There are other chemicals used in the transmission process, but these are the primary three. When these chemicals are not produced in the right quantity, the neurotransmitters don’t work properly. This affects your emotions, feelings and thoughts. When these chemical processes lead to depression, there are many symptoms manifested. The key to identifying depression often lies in comparing current behavior to past behavior. For example, a person who previously enjoyed social activities and now won’t leave the house might be depressed.

There may be other physical clinical depression symptoms. They include sudden changes in weight or unexplained high blood pressure.

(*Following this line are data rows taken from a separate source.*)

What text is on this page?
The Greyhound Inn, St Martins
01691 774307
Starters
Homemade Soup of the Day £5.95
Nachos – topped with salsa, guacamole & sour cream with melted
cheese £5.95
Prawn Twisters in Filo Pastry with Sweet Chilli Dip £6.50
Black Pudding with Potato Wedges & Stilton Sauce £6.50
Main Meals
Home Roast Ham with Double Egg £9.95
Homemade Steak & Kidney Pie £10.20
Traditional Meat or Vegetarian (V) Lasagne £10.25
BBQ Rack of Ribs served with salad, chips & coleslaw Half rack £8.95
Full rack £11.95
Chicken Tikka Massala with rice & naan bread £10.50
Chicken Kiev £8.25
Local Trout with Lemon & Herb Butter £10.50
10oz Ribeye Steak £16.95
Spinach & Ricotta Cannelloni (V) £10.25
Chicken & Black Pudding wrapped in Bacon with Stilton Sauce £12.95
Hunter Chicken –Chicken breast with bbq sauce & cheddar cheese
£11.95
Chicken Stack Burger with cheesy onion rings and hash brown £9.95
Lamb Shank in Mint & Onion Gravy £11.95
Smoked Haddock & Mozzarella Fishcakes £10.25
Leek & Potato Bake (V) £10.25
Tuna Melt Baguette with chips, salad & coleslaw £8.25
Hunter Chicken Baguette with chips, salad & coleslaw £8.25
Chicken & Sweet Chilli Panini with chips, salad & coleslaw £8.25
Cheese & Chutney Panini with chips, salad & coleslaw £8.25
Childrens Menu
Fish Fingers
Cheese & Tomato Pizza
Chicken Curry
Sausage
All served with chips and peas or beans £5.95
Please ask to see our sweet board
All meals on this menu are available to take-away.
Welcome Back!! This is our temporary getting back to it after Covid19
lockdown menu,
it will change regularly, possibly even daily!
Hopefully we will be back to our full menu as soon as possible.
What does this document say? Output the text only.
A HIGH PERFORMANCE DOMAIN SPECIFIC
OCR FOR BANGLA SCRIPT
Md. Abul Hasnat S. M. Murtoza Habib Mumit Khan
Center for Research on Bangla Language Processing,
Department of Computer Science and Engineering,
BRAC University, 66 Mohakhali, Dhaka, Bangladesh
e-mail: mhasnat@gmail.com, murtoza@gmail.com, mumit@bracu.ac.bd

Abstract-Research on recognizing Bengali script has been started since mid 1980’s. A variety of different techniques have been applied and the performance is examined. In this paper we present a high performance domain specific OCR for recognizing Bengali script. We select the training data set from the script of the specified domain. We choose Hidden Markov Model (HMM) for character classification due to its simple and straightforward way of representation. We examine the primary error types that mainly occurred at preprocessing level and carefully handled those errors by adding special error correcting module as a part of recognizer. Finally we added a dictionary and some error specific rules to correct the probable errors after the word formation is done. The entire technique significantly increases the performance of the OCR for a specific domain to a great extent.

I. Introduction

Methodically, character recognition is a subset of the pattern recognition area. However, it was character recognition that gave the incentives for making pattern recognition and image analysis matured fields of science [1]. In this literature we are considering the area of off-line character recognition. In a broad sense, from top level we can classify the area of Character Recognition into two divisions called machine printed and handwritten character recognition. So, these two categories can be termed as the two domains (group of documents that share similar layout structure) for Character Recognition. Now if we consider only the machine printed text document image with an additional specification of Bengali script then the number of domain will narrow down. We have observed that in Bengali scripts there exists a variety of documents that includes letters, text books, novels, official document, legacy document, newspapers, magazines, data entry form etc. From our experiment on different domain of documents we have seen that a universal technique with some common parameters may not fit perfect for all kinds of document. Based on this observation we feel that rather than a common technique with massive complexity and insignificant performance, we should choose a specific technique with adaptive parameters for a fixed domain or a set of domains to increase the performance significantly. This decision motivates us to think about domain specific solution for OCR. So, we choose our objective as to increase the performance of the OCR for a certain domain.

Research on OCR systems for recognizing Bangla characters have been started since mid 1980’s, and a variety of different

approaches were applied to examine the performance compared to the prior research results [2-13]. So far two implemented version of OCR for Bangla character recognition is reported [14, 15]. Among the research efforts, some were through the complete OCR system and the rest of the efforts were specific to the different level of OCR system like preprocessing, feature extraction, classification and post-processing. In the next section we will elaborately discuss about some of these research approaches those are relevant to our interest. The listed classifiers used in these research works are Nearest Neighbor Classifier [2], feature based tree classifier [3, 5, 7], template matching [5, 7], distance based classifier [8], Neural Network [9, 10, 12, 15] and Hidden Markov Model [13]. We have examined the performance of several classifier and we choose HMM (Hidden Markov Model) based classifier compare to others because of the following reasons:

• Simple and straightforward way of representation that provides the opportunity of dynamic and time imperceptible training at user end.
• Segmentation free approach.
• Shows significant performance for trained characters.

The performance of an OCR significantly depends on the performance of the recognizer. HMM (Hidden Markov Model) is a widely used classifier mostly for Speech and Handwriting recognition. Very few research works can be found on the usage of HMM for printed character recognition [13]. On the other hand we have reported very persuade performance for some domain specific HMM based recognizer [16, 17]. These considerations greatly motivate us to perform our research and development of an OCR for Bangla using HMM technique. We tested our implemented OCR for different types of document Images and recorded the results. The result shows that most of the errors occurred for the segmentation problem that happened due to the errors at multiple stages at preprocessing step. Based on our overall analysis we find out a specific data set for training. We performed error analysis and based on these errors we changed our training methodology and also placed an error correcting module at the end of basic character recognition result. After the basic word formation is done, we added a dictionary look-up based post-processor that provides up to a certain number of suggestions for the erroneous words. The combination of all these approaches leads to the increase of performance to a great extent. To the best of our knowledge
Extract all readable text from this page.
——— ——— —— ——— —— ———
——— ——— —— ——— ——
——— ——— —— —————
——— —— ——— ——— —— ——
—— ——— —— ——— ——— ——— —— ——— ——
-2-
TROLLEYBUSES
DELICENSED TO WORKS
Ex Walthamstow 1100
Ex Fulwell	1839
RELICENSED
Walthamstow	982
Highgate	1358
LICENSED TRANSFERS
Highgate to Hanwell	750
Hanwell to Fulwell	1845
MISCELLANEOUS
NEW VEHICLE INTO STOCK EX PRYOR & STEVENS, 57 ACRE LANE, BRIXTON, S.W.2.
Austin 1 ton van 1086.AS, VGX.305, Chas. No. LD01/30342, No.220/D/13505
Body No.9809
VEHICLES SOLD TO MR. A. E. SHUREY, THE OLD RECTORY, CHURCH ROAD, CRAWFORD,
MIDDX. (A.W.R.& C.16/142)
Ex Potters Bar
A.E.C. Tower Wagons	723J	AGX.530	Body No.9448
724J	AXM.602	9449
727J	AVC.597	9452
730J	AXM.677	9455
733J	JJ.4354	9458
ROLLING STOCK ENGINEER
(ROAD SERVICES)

Other clinical depression symptoms besides the brain chemical levels are related to thoughts and actions. A person who exhibits clinical depression symptoms will most likely have bad thoughts frequently. They see life as bleak and getting bleaker. They don’t look forward to anything and don’t want to participate in normal activities. A person with depression often sees their life as full of only mistakes and lost opportunities and this translates to hopelessness. If you see yourself in this description, then you are probably experiencing a level of depression. Simply stated – life is never hopeless.

Other clinical depression symptoms are related to behavior. Someone who is depressed might cry a lot or exhibit signs of anxiety. A depressed person may withdraw from all activities, or even when they do participate, they are obviously having no fun. Other behaviors may include short tempered responses to people trying to engage them in conversation or a desire to just be left alone all the time.

Finally, clinical depression symptoms can also be very apparent. A person with bipolar disorder or mania clearly needs treatment. If you have thoughts that are always dreary and self-critical, have lost interest in your family or friends or have unexplained physical changes, you should seek treatment. These are just a few of the signs of depression.